Aunque no fue una relación amorosa en sentido carnal, Choisy mantuvo una estrecha amistad con Madame de La Fayette, autora de La Princesse de Clèves. Fue ella quien, según sus memorias, lo animó a retomar el uso de vestidos femeninos tras un breve período de masculinidad. En sus cartas, Choisy la describe como “la única que comprendía mi alma dividida”. Esta complicidad intelectual y estética se convirtió en una forma de amor: el reconocimiento mutuo entre dos seres que entendían el poder de la máscara y la escritura.

Choisy murió en 1724, dejando tras de sí una obra que desafía las categorías: ni santo ni libertino, ni historiador ni novelista, sino un cronista de lo posible.
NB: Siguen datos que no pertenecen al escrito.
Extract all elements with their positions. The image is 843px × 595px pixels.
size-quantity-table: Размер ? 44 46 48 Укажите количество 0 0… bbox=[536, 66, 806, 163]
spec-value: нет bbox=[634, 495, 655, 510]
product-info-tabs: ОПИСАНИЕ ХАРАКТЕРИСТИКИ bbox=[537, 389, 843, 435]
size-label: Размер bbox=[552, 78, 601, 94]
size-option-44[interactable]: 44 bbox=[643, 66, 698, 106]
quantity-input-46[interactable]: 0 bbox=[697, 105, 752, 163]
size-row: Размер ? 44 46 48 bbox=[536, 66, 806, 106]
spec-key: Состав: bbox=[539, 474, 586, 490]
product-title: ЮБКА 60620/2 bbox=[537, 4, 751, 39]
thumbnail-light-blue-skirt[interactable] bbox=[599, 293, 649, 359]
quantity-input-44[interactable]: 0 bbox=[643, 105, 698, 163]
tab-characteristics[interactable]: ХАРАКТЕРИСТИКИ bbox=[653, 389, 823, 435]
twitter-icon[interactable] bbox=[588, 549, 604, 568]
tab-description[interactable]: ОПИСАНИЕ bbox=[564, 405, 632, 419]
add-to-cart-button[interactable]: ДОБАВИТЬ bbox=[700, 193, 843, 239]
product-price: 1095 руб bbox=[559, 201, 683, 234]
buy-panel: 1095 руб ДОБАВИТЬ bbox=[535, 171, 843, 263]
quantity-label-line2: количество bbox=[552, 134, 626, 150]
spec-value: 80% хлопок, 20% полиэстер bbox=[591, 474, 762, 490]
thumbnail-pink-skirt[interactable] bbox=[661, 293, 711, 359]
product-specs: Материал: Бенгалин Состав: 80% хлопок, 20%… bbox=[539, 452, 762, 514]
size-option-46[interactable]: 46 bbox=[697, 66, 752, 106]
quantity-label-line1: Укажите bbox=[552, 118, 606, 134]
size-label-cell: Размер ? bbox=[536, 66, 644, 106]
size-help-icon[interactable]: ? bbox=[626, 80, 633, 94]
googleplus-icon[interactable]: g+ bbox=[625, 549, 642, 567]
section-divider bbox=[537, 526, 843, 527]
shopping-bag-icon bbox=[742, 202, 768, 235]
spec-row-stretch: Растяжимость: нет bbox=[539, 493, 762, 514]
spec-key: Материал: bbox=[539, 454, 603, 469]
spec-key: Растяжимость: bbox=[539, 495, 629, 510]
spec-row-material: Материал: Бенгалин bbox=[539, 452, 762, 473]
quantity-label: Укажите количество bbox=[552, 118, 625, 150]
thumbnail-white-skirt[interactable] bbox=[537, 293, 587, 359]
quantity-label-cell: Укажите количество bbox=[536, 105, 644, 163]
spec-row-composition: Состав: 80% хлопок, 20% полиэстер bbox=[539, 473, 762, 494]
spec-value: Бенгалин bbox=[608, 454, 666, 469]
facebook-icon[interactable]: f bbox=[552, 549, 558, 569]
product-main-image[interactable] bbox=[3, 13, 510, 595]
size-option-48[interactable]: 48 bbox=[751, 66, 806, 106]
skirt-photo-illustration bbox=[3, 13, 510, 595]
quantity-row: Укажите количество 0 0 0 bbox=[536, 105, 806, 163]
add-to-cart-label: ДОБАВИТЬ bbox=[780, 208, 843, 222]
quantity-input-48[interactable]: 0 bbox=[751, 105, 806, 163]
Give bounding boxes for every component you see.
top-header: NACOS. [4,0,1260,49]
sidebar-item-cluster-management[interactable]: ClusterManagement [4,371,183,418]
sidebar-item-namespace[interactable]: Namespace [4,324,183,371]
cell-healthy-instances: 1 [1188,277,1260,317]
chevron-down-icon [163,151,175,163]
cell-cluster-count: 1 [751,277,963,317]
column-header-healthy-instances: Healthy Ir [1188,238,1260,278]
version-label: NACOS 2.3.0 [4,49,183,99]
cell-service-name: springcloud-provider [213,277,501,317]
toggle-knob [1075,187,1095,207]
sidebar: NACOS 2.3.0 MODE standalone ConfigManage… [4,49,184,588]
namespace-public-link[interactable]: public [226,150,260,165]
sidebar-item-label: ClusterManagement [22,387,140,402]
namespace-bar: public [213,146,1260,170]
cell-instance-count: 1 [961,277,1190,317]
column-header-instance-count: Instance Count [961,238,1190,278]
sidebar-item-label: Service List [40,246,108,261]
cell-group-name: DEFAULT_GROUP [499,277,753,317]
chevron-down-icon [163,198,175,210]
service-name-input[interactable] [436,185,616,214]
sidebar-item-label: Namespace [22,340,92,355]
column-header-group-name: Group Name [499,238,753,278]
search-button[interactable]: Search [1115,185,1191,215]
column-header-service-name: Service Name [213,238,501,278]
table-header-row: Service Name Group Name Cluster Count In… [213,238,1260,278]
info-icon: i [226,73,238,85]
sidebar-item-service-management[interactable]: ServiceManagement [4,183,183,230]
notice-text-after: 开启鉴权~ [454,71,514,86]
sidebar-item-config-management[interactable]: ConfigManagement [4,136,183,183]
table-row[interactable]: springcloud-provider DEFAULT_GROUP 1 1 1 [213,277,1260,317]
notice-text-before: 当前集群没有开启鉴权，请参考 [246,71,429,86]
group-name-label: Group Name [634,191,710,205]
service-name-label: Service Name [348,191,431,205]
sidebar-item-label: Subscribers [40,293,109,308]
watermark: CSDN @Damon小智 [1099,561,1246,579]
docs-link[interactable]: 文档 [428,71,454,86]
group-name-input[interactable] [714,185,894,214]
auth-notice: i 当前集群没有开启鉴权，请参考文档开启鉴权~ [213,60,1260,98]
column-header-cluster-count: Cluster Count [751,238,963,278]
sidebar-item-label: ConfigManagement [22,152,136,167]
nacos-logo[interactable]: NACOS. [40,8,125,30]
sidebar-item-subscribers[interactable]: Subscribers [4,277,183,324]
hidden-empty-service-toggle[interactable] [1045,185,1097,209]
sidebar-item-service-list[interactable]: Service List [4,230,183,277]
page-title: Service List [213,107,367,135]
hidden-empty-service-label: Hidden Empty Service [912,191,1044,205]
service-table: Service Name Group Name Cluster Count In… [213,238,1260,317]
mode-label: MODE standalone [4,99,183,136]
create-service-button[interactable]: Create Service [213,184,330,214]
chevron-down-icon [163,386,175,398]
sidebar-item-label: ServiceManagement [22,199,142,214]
Su vida fue una alegoría barroca: el hábito y el corsé, la sotana y el rouge, la fe y el deseo, todo entrelazado en una escritura que aún hoy incomoda y deslumbra.

Mucho antes de que el género se volviera debate, el travestismo ya era ritual, juego, estrategia y memoria: Choisy lo encarnó como herencia antigua, espejo de una humanidad que siempre ha sabido disfrazarse para decir su verdad.